I have to say I was very skeptical about visiting a Holocaust memorial so far from the place it all happened. But I was immediately dragged into the story by reading this first quote. 

The Holocaust Memorial Miami Beach is a 13-meter-high bronze arm reaching into the sky, surrounded by hundreds of almost fully detailed, extremely skinny – nearly skeleton-like – bronze sculptures of figures trying to climb it.

(Anne van Mill/YJI)

The sadness, pain and fear is in every single face. It is absolutely, undeniably and intensely dramatic.

The walls around the monument are filled with pictures, numbers and quotes from that time. I can’t drag my eyes off of a picture in the stone wall portraying the face of a young child. 

The path to the memorial is filled with stories of Holocaust victims. (Anne van Mill/YJI)

“What to expect, what to fear, what to hope for?” says the text below.

Might as well have been a picture from today’s news stories, couldn’t it?

Kids, parents, babies, an elderly couple – they’re all are made out of bronze and are around and attached to the enormous hand. They’re motionless, yet seeming like they could move at any second.

Their names, as well as those of many more Holocaust victims, are written on the walls surrounding them. The names of the camps where they were murdered are written in the tunnel leading to the monument. 

“Ideals, dreams and cherished hopes rise within us only to meet the horrible truth and be shattered.” Another quote by Anne Frank. 

The message behind the monument is as strong as it is because of the route you have to walk towards it.

From a distance, the hand is enormous, gigantic even. It’s surrounded by water like a castle needing protection. Moving closer, you vaguely notice the people clinging to it.

(Anne van Mill/YJI)

You get the message, yet you’re so caught up in the looks of it, it doesn’t quite hit yet.

The tunnel leading to the sculpture has the names of concentration camps inscribed in the stone. (Anne van Mill/YJI)

Walking around the water of protection and closer to the statue, you turn your back on it as the stories written on the walls behind you start to catch your attention, each one more horrifying than the next.

More unbelievable, more, How could a person do such inhumane things to another person?

By the time you’ve read them all, you’ve gotten so intrigued by the stories on the walls, you’ve almost forgotten about the giant hand behind you.
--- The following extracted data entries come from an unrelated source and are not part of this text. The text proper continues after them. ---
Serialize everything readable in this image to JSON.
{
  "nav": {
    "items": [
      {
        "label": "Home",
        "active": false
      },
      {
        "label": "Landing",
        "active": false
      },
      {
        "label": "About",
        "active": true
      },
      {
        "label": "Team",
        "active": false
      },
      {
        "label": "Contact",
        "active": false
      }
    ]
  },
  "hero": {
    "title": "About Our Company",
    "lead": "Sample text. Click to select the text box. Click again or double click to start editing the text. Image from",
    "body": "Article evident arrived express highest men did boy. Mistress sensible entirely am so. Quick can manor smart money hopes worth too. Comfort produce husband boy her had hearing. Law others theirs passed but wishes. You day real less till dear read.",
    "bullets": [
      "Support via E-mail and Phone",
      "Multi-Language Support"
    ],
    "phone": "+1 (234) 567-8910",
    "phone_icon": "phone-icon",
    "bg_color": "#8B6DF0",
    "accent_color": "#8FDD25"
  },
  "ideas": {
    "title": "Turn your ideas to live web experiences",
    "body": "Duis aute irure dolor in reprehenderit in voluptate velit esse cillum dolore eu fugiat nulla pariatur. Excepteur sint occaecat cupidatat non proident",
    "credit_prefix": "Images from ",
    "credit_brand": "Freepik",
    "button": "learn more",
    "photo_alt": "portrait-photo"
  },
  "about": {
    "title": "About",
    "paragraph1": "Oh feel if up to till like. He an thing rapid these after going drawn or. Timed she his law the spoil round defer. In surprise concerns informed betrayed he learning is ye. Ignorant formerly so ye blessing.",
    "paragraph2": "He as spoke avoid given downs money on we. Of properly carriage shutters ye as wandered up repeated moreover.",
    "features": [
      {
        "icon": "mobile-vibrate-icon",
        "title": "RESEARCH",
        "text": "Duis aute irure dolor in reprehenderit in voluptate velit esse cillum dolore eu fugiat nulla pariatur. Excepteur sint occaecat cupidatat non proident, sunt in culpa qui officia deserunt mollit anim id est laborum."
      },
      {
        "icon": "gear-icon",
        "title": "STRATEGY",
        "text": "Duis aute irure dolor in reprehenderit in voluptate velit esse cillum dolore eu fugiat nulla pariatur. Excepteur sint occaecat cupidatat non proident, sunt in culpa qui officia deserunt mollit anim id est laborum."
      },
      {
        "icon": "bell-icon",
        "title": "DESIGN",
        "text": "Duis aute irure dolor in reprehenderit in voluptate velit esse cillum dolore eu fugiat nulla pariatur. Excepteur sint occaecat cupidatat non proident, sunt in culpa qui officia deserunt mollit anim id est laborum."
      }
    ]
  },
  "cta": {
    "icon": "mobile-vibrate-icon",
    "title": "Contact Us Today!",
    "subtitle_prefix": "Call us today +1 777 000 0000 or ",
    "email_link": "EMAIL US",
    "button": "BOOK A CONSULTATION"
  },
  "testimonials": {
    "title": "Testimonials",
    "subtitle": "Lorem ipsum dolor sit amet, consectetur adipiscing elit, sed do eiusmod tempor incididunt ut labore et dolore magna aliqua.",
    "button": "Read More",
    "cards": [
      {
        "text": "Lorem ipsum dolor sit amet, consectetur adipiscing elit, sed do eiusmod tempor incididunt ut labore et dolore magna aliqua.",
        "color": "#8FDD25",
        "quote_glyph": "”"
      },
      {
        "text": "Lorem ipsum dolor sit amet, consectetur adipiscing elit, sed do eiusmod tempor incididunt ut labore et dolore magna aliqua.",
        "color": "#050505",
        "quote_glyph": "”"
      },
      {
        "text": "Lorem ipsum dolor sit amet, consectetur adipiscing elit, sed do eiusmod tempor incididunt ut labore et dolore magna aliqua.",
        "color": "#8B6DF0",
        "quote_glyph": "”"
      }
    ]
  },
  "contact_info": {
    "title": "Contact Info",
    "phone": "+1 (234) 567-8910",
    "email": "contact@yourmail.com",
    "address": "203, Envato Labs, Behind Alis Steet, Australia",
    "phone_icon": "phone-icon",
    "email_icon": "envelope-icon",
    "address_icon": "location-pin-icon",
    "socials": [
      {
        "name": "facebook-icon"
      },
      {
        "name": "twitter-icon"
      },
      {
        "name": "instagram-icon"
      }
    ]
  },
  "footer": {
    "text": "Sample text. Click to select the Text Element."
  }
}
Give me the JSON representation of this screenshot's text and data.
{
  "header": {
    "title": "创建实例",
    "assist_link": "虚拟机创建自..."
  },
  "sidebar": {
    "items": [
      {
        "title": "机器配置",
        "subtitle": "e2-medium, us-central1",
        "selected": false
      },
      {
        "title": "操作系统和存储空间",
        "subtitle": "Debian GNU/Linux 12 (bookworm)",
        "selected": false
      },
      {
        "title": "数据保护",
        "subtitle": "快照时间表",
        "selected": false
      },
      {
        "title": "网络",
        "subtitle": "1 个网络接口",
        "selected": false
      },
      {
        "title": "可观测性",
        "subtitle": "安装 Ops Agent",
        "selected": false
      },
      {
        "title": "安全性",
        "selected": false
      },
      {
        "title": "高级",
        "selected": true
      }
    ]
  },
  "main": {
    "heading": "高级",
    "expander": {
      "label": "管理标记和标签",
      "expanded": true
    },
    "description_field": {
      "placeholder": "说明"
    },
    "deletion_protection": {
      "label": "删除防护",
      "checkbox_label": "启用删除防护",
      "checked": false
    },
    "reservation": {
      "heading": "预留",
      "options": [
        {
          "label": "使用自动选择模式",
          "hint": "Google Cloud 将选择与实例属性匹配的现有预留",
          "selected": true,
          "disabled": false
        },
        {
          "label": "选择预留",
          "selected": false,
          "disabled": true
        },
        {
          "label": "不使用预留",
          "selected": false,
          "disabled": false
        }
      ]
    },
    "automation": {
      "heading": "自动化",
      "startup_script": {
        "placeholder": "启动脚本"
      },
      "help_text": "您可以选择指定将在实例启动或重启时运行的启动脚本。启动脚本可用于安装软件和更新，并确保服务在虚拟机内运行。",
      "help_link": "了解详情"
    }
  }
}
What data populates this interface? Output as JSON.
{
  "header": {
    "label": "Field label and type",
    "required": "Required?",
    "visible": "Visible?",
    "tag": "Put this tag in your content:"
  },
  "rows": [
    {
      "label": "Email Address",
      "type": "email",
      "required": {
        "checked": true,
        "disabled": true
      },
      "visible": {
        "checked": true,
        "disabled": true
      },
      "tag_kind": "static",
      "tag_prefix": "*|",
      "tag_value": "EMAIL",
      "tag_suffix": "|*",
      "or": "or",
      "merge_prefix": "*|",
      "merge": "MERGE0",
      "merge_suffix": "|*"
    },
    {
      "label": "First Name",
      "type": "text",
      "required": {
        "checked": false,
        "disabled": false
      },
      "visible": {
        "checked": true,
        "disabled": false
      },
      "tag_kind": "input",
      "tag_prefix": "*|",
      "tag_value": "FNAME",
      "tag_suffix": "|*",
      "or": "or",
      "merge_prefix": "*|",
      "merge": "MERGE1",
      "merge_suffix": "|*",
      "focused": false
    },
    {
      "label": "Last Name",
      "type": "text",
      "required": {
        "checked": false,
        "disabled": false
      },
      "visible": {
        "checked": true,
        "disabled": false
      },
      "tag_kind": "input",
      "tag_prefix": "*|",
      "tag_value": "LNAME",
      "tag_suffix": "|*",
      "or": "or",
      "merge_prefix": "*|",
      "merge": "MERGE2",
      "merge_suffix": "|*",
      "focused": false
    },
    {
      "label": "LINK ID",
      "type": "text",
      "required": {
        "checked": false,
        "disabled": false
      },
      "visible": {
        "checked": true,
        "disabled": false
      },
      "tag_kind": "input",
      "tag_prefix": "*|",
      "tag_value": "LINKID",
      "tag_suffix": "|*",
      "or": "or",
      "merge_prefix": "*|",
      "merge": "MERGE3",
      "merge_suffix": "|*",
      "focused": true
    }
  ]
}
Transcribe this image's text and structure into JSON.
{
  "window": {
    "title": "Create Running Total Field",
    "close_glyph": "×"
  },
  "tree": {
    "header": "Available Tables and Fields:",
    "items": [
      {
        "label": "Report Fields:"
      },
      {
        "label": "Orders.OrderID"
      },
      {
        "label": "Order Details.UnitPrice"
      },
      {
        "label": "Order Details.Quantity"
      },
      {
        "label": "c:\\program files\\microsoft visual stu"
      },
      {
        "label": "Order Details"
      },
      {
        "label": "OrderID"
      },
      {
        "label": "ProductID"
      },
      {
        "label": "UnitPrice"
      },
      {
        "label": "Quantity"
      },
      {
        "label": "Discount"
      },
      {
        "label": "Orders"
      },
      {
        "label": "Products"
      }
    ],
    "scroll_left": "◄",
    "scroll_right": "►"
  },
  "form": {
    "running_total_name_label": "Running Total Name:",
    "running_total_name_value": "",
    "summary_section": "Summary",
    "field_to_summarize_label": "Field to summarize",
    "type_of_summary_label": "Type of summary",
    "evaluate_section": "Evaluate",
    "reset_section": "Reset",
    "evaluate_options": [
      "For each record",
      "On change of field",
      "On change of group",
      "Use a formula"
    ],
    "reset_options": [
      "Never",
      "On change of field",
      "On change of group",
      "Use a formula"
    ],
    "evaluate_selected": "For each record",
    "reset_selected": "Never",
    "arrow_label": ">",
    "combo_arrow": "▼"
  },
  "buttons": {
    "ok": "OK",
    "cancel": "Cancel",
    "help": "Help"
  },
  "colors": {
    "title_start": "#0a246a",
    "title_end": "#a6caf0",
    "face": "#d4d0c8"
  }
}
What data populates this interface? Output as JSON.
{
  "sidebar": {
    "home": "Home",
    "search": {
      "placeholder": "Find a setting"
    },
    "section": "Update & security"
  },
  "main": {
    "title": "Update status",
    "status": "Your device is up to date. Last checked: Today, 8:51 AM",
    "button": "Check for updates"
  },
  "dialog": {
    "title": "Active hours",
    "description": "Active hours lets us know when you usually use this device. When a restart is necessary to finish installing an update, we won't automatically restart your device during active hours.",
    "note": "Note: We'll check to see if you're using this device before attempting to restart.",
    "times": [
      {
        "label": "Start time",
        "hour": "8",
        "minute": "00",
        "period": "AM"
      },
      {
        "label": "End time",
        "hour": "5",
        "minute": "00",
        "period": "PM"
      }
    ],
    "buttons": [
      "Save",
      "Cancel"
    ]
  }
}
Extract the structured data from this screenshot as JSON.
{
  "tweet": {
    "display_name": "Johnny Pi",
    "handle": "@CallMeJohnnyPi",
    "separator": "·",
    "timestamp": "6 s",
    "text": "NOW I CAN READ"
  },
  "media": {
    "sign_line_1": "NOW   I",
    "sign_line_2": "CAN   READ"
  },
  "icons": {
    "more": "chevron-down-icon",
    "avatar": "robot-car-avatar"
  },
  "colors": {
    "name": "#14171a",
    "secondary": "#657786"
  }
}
Then you’re met with the tunnel leading you towards the statue, towards all these people who lived the stories you just read.

As you hear the song they used to sing, take one lone step after another, a bronze image of a crying baby appears on the floor. It starts to dawn on you that this is real. It’s a statue, but it’s real.

As they get closer to the memorial, visitors see the crying baby. (Anne van Mill/YJI)

As you take a few steps more, so many more statues are revealed, just screaming in utter helplessness.

You feel their pain. Instantly. 

Remember the past, educate the future, is on the blue bracelet I got from the women in the memorial’s office. It gave me a reason why this memorial was positioned here. It allowed me to think about the world in its current state. 

Another quote I would like to conclude with is the following, carved in stone on one of the walls forming the memorial:

“While the world watched…

While the world listened… 

And remained silent… “

Anne van Mill is a Senior Photographer and Junior Reporter with Youth Journalism International.